神楽や新八も、「これはやった」と確信があった。

しかし、銀時は見切っていた。

「泉菟ゥ!! 後ろだ後ろォ!!!」

そう叫んだ時は、もう遅かった。

地面に泉菟が着地する8秒前、泉菟の耳元でこんな声がした。

『いやァ今のはビックリしたな。でも、まだ、甘ェよ』

泉菟が後ろを振り向くまもなく、稜弥の横平手が、泉菟の峰に直撃した。

その威力はとてつもなく、泉菟は思いっきり民家の壁に打ち付けられた。

野次馬はどよめき、銀時や神楽、新八は、ただ泉菟の名前を呼ぶしかなかった。


『油断大敵って言葉、知らないの? アンタさ、もう自分が勝ったと思ったでしょ。そこが甘いの。
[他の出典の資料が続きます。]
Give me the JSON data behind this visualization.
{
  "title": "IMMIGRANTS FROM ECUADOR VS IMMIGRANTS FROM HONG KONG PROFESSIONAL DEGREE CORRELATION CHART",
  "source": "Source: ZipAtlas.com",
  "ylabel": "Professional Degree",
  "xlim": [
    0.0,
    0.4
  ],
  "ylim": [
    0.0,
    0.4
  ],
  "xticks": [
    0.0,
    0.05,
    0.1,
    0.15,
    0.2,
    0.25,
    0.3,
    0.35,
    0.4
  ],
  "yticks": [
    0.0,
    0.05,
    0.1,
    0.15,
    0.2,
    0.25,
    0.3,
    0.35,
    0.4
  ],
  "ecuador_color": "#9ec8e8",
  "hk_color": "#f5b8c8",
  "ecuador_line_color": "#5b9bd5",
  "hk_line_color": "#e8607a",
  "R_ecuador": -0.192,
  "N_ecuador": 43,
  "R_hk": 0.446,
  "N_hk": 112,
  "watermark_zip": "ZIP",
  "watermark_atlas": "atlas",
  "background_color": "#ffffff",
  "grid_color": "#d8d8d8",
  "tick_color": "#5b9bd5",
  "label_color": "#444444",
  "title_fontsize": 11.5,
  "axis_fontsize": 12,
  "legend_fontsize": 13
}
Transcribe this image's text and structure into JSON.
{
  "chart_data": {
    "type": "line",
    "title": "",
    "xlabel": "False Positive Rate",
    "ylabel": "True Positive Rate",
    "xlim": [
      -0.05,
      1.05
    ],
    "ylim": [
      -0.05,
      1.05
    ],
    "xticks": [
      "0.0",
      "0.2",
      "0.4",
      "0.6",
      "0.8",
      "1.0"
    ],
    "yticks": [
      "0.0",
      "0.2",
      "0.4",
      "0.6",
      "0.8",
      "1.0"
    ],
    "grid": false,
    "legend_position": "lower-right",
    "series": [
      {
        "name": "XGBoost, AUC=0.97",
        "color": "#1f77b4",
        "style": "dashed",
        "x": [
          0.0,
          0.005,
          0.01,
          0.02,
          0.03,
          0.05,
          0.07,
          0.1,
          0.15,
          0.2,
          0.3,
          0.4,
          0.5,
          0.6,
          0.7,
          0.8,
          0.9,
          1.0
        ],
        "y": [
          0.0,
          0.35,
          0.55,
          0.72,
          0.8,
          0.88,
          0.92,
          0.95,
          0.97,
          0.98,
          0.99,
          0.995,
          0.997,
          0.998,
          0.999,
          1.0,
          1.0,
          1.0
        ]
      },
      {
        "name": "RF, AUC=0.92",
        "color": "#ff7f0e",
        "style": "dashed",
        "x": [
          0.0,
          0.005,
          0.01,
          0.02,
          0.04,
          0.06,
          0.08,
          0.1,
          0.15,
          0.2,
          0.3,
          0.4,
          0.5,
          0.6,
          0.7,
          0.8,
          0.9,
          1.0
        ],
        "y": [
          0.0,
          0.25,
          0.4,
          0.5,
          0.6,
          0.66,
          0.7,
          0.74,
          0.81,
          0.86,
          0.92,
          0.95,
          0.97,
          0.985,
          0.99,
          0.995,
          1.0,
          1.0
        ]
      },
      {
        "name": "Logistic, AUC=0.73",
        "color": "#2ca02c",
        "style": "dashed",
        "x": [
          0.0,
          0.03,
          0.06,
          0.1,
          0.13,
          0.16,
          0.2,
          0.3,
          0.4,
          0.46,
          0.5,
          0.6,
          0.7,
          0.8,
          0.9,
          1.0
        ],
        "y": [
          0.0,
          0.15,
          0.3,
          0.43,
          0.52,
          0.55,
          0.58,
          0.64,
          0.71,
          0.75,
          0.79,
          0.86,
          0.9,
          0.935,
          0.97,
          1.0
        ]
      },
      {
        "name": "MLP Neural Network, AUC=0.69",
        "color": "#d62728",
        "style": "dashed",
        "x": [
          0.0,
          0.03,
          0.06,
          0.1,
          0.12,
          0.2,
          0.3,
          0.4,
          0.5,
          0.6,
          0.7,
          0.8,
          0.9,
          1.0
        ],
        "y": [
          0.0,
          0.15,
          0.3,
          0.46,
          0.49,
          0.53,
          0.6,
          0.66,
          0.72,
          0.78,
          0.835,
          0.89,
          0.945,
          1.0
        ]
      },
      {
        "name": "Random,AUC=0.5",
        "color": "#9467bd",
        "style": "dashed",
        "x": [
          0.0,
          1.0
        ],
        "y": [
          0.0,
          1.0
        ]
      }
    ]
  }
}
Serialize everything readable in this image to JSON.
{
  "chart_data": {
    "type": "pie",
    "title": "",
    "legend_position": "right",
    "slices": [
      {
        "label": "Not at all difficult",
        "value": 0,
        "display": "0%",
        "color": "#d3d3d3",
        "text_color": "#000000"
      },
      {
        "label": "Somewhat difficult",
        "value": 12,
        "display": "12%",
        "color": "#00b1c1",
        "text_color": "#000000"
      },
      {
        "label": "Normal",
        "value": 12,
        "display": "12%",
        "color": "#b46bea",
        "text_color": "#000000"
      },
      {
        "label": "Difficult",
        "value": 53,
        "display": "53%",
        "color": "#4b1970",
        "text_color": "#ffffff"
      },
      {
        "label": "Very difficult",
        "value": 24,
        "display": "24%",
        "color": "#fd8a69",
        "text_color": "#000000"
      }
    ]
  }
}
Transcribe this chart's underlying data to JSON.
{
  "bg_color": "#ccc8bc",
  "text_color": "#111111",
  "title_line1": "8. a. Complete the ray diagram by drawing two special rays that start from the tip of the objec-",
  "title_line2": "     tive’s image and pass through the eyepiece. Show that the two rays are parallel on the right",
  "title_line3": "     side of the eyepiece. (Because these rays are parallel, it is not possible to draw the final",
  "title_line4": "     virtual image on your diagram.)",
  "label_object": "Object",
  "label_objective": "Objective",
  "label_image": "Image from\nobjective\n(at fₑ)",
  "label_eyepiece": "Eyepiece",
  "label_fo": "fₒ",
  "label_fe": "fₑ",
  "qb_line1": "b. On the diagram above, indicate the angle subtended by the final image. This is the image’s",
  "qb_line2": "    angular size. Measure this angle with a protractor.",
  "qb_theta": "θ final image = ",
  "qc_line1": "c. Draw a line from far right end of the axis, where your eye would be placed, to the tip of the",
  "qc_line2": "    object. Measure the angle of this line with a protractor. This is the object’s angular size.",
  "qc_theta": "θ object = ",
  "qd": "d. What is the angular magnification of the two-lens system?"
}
分かる?』

音速と言っても過言では無い。
誰もが見えなかった稜弥の動き。

地面に着地する稜弥は、そう余裕の表情で呟いた。

野次馬は恐ろしさのあまり逃げ惑う。

新八や神楽も、口をあんぐりとさせていた。


『じゃ、銀時、この女借りてくから。返さないかもだけど、そん時はそん時な』

そう銀時に向かってニコリと妖しげな表情をした稜弥は、倒れ伏す泉菟を担いで、目にも留まらぬ速さでいずこかへと消えた。

「おいテメェ!!」と銀時が叫んだ時は、もう影も形も無かった。